Sur la légalité de la décision portant obligation de quitter le territoire français :
D’une part, il résulte de ce qui précède que la décision de refus de séjour contestée n’est pas illégale. Dès lors, l’exception d’illégalité de cette décision soulevée à l’appui des conclusions dirigées contre la décision portant obligation de quitter le territoire français n’est pas fondée et doit être écartée.
D’autre part, le moyen tiré de la méconnaissance de l’article 8 de la convention européenne de sauvegarde des droits de l’homme et des libertés fondamentales doit être écarté pour les mêmes motifs que ceux exposés au point 3.
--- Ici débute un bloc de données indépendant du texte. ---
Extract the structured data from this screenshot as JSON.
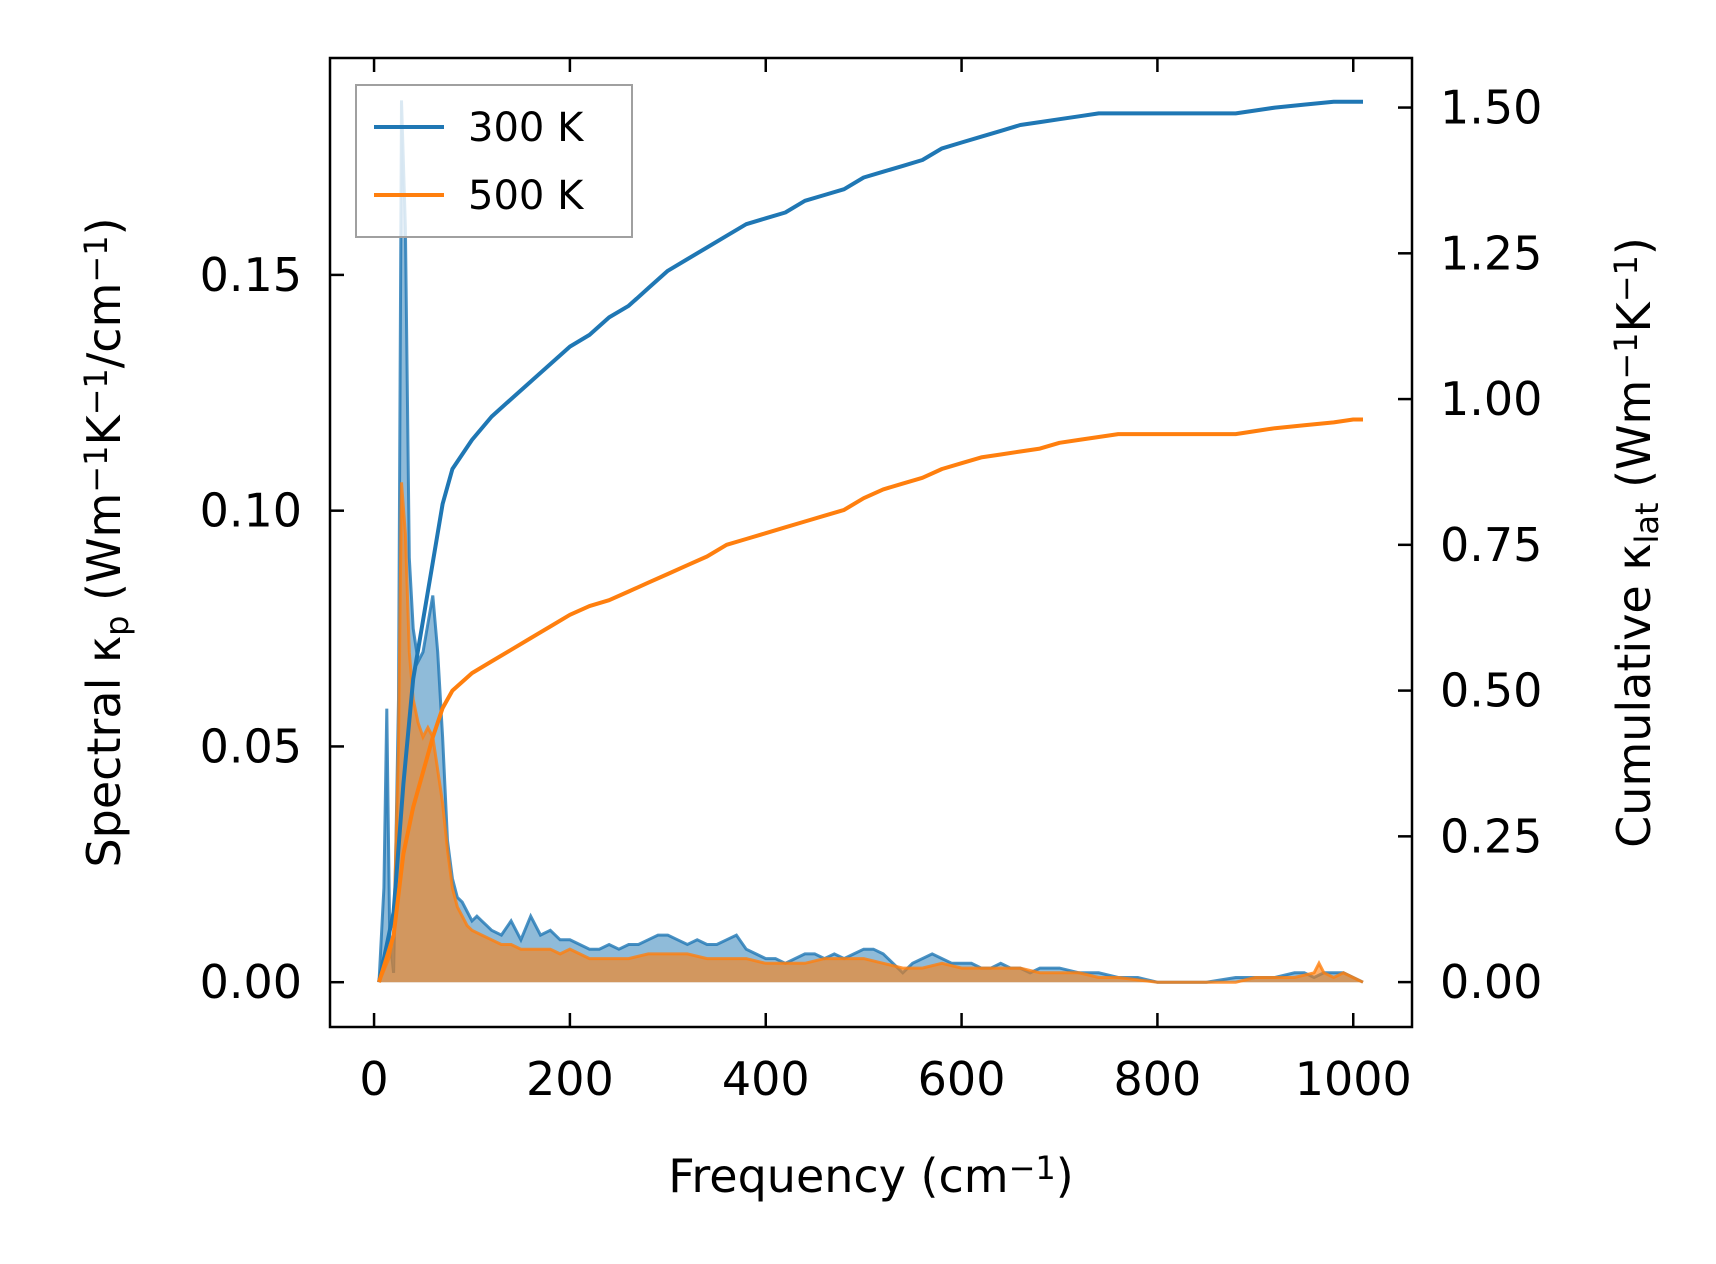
{
  "chart_data": {
    "type": "line",
    "xlabel": {
      "pre": "Frequency (cm",
      "sup": "−1",
      "post": ")"
    },
    "ylabel_left": {
      "parts": [
        {
          "t": "Spectral κ"
        },
        {
          "t": "p",
          "sub": true
        },
        {
          "t": " (Wm"
        },
        {
          "t": "−1",
          "sup": true
        },
        {
          "t": "K"
        },
        {
          "t": "−1",
          "sup": true
        },
        {
          "t": "/cm"
        },
        {
          "t": "−1",
          "sup": true
        },
        {
          "t": ")"
        }
      ]
    },
    "ylabel_right": {
      "parts": [
        {
          "t": "Cumulative κ"
        },
        {
          "t": "lat",
          "sub": true
        },
        {
          "t": " (Wm"
        },
        {
          "t": "−1",
          "sup": true
        },
        {
          "t": "K"
        },
        {
          "t": "−1",
          "sup": true
        },
        {
          "t": ")"
        }
      ]
    },
    "xlim": [
      -45,
      1060
    ],
    "ylim_left": [
      -0.0095,
      0.196
    ],
    "ylim_right": [
      -0.077,
      1.585
    ],
    "x_ticks": [
      0,
      200,
      400,
      600,
      800,
      1000
    ],
    "x_tick_labels": [
      "0",
      "200",
      "400",
      "600",
      "800",
      "1000"
    ],
    "left_ticks": [
      0.0,
      0.05,
      0.1,
      0.15
    ],
    "left_tick_labels": [
      "0.00",
      "0.05",
      "0.10",
      "0.15"
    ],
    "right_ticks": [
      0.0,
      0.25,
      0.5,
      0.75,
      1.0,
      1.25,
      1.5
    ],
    "right_tick_labels": [
      "0.00",
      "0.25",
      "0.50",
      "0.75",
      "1.00",
      "1.25",
      "1.50"
    ],
    "legend": {
      "placement": "top-left",
      "entries": [
        "300 K",
        "500 K"
      ]
    },
    "grid": false,
    "series": [
      {
        "name": "300 K",
        "color": "#1f77b4",
        "spectral": [
          [
            5,
            0
          ],
          [
            10,
            0.02
          ],
          [
            13,
            0.058
          ],
          [
            16,
            0.01
          ],
          [
            20,
            0.002
          ],
          [
            25,
            0.06
          ],
          [
            28,
            0.187
          ],
          [
            32,
            0.16
          ],
          [
            36,
            0.09
          ],
          [
            40,
            0.075
          ],
          [
            45,
            0.068
          ],
          [
            50,
            0.07
          ],
          [
            55,
            0.076
          ],
          [
            60,
            0.082
          ],
          [
            65,
            0.07
          ],
          [
            70,
            0.052
          ],
          [
            75,
            0.03
          ],
          [
            80,
            0.022
          ],
          [
            85,
            0.018
          ],
          [
            90,
            0.017
          ],
          [
            95,
            0.015
          ],
          [
            100,
            0.013
          ],
          [
            105,
            0.014
          ],
          [
            110,
            0.013
          ],
          [
            115,
            0.012
          ],
          [
            120,
            0.011
          ],
          [
            130,
            0.01
          ],
          [
            140,
            0.013
          ],
          [
            150,
            0.009
          ],
          [
            160,
            0.014
          ],
          [
            170,
            0.01
          ],
          [
            180,
            0.011
          ],
          [
            190,
            0.009
          ],
          [
            200,
            0.009
          ],
          [
            210,
            0.008
          ],
          [
            220,
            0.007
          ],
          [
            230,
            0.007
          ],
          [
            240,
            0.008
          ],
          [
            250,
            0.007
          ],
          [
            260,
            0.008
          ],
          [
            270,
            0.008
          ],
          [
            280,
            0.009
          ],
          [
            290,
            0.01
          ],
          [
            300,
            0.01
          ],
          [
            310,
            0.009
          ],
          [
            320,
            0.008
          ],
          [
            330,
            0.009
          ],
          [
            340,
            0.008
          ],
          [
            350,
            0.008
          ],
          [
            360,
            0.009
          ],
          [
            370,
            0.01
          ],
          [
            380,
            0.007
          ],
          [
            390,
            0.006
          ],
          [
            400,
            0.005
          ],
          [
            410,
            0.005
          ],
          [
            420,
            0.004
          ],
          [
            430,
            0.005
          ],
          [
            440,
            0.006
          ],
          [
            450,
            0.006
          ],
          [
            460,
            0.005
          ],
          [
            470,
            0.006
          ],
          [
            480,
            0.005
          ],
          [
            490,
            0.006
          ],
          [
            500,
            0.007
          ],
          [
            510,
            0.007
          ],
          [
            520,
            0.006
          ],
          [
            530,
            0.004
          ],
          [
            540,
            0.002
          ],
          [
            550,
            0.004
          ],
          [
            560,
            0.005
          ],
          [
            570,
            0.006
          ],
          [
            580,
            0.005
          ],
          [
            590,
            0.004
          ],
          [
            600,
            0.004
          ],
          [
            610,
            0.004
          ],
          [
            620,
            0.003
          ],
          [
            630,
            0.003
          ],
          [
            640,
            0.004
          ],
          [
            650,
            0.003
          ],
          [
            660,
            0.003
          ],
          [
            670,
            0.002
          ],
          [
            680,
            0.003
          ],
          [
            690,
            0.003
          ],
          [
            700,
            0.003
          ],
          [
            720,
            0.002
          ],
          [
            740,
            0.002
          ],
          [
            760,
            0.001
          ],
          [
            780,
            0.001
          ],
          [
            800,
            0.0
          ],
          [
            850,
            0.0
          ],
          [
            880,
            0.001
          ],
          [
            900,
            0.001
          ],
          [
            920,
            0.001
          ],
          [
            940,
            0.002
          ],
          [
            950,
            0.002
          ],
          [
            960,
            0.001
          ],
          [
            970,
            0.002
          ],
          [
            980,
            0.002
          ],
          [
            990,
            0.002
          ],
          [
            1000,
            0.001
          ],
          [
            1010,
            0.0
          ]
        ],
        "cumulative": [
          [
            5,
            0
          ],
          [
            20,
            0.12
          ],
          [
            30,
            0.34
          ],
          [
            40,
            0.52
          ],
          [
            50,
            0.62
          ],
          [
            60,
            0.72
          ],
          [
            70,
            0.82
          ],
          [
            80,
            0.88
          ],
          [
            100,
            0.93
          ],
          [
            120,
            0.97
          ],
          [
            140,
            1.0
          ],
          [
            160,
            1.03
          ],
          [
            180,
            1.06
          ],
          [
            200,
            1.09
          ],
          [
            220,
            1.11
          ],
          [
            240,
            1.14
          ],
          [
            260,
            1.16
          ],
          [
            280,
            1.19
          ],
          [
            300,
            1.22
          ],
          [
            320,
            1.24
          ],
          [
            340,
            1.26
          ],
          [
            360,
            1.28
          ],
          [
            380,
            1.3
          ],
          [
            400,
            1.31
          ],
          [
            420,
            1.32
          ],
          [
            440,
            1.34
          ],
          [
            460,
            1.35
          ],
          [
            480,
            1.36
          ],
          [
            500,
            1.38
          ],
          [
            520,
            1.39
          ],
          [
            540,
            1.4
          ],
          [
            560,
            1.41
          ],
          [
            580,
            1.43
          ],
          [
            600,
            1.44
          ],
          [
            620,
            1.45
          ],
          [
            640,
            1.46
          ],
          [
            660,
            1.47
          ],
          [
            680,
            1.475
          ],
          [
            700,
            1.48
          ],
          [
            720,
            1.485
          ],
          [
            740,
            1.49
          ],
          [
            760,
            1.49
          ],
          [
            800,
            1.49
          ],
          [
            850,
            1.49
          ],
          [
            880,
            1.49
          ],
          [
            900,
            1.495
          ],
          [
            920,
            1.5
          ],
          [
            950,
            1.505
          ],
          [
            980,
            1.51
          ],
          [
            1000,
            1.51
          ],
          [
            1010,
            1.51
          ]
        ]
      },
      {
        "name": "500 K",
        "color": "#ff7f0e",
        "spectral": [
          [
            5,
            0
          ],
          [
            15,
            0.005
          ],
          [
            20,
            0.01
          ],
          [
            25,
            0.05
          ],
          [
            28,
            0.106
          ],
          [
            32,
            0.095
          ],
          [
            36,
            0.07
          ],
          [
            40,
            0.06
          ],
          [
            45,
            0.055
          ],
          [
            50,
            0.052
          ],
          [
            55,
            0.054
          ],
          [
            60,
            0.052
          ],
          [
            65,
            0.045
          ],
          [
            70,
            0.038
          ],
          [
            75,
            0.028
          ],
          [
            80,
            0.02
          ],
          [
            85,
            0.016
          ],
          [
            90,
            0.014
          ],
          [
            95,
            0.012
          ],
          [
            100,
            0.011
          ],
          [
            110,
            0.01
          ],
          [
            120,
            0.009
          ],
          [
            130,
            0.008
          ],
          [
            140,
            0.008
          ],
          [
            150,
            0.007
          ],
          [
            160,
            0.007
          ],
          [
            170,
            0.007
          ],
          [
            180,
            0.007
          ],
          [
            190,
            0.006
          ],
          [
            200,
            0.007
          ],
          [
            210,
            0.006
          ],
          [
            220,
            0.005
          ],
          [
            240,
            0.005
          ],
          [
            260,
            0.005
          ],
          [
            280,
            0.006
          ],
          [
            300,
            0.006
          ],
          [
            320,
            0.006
          ],
          [
            340,
            0.005
          ],
          [
            360,
            0.005
          ],
          [
            380,
            0.005
          ],
          [
            400,
            0.004
          ],
          [
            420,
            0.004
          ],
          [
            440,
            0.004
          ],
          [
            460,
            0.005
          ],
          [
            480,
            0.005
          ],
          [
            500,
            0.005
          ],
          [
            520,
            0.004
          ],
          [
            540,
            0.003
          ],
          [
            560,
            0.003
          ],
          [
            580,
            0.004
          ],
          [
            600,
            0.003
          ],
          [
            620,
            0.003
          ],
          [
            640,
            0.003
          ],
          [
            660,
            0.003
          ],
          [
            680,
            0.002
          ],
          [
            700,
            0.002
          ],
          [
            720,
            0.002
          ],
          [
            740,
            0.001
          ],
          [
            760,
            0.001
          ],
          [
            800,
            0.0
          ],
          [
            850,
            0.0
          ],
          [
            880,
            0.0
          ],
          [
            900,
            0.001
          ],
          [
            940,
            0.001
          ],
          [
            960,
            0.002
          ],
          [
            965,
            0.004
          ],
          [
            970,
            0.002
          ],
          [
            980,
            0.001
          ],
          [
            990,
            0.002
          ],
          [
            1000,
            0.001
          ],
          [
            1010,
            0.0
          ]
        ],
        "cumulative": [
          [
            5,
            0
          ],
          [
            20,
            0.08
          ],
          [
            30,
            0.22
          ],
          [
            40,
            0.3
          ],
          [
            50,
            0.36
          ],
          [
            60,
            0.42
          ],
          [
            70,
            0.47
          ],
          [
            80,
            0.5
          ],
          [
            100,
            0.53
          ],
          [
            120,
            0.55
          ],
          [
            140,
            0.57
          ],
          [
            160,
            0.59
          ],
          [
            180,
            0.61
          ],
          [
            200,
            0.63
          ],
          [
            220,
            0.645
          ],
          [
            240,
            0.655
          ],
          [
            260,
            0.67
          ],
          [
            280,
            0.685
          ],
          [
            300,
            0.7
          ],
          [
            320,
            0.715
          ],
          [
            340,
            0.73
          ],
          [
            360,
            0.75
          ],
          [
            380,
            0.76
          ],
          [
            400,
            0.77
          ],
          [
            420,
            0.78
          ],
          [
            440,
            0.79
          ],
          [
            460,
            0.8
          ],
          [
            480,
            0.81
          ],
          [
            500,
            0.83
          ],
          [
            520,
            0.845
          ],
          [
            540,
            0.855
          ],
          [
            560,
            0.865
          ],
          [
            580,
            0.88
          ],
          [
            600,
            0.89
          ],
          [
            620,
            0.9
          ],
          [
            640,
            0.905
          ],
          [
            660,
            0.91
          ],
          [
            680,
            0.915
          ],
          [
            700,
            0.925
          ],
          [
            720,
            0.93
          ],
          [
            740,
            0.935
          ],
          [
            760,
            0.94
          ],
          [
            800,
            0.94
          ],
          [
            850,
            0.94
          ],
          [
            880,
            0.94
          ],
          [
            900,
            0.945
          ],
          [
            920,
            0.95
          ],
          [
            950,
            0.955
          ],
          [
            980,
            0.96
          ],
          [
            1000,
            0.965
          ],
          [
            1010,
            0.965
          ]
        ]
      }
    ]
  }
}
Il résulte de tout ce qui précède que M. A… n’est pas fondé à soutenir que c’est à tort que, par le jugement attaqué, le tribunal administratif d’Orléans a rejeté sa demande. Par voie de conséquence, ses conclusions aux fins d’injonction, d’astreinte, et celles tendant à l’application des dispositions combinées des articles L. 761-1 du code de justice administrative et 37 de la loi du 10 juillet 1991 doivent également être rejetées.
D É C I D E :
Article 1er : La requête de M. A… est rejetée.
Article 2 : Le présent arrêt sera notifié à M. B… A… et au ministre de l’intérieur.
Copie en sera adressée au préfet d’Indre-et-Loire.
Délibéré après l’audience du 11 décembre 2025, à laquelle siégeaient :
Mme Bruno-Salel, présidente,
Mme Ozenne, première conseillère,
Mme Bahaj, première conseillère.
Rendu public par mise à disposition au greffe le 18 décembre 2025.
La rapporteure,
P. Ozenne
La présidente,
C. Bruno-Salel
La greffière,
V. Malagoli
La République mande et ordonne au ministre de l’intérieur en ce qui le concerne ou à tous commissaires de justice à ce requis en ce qui concerne les voies de droit commun contre les parties privées, de pourvoir à l’exécution de la présente décision.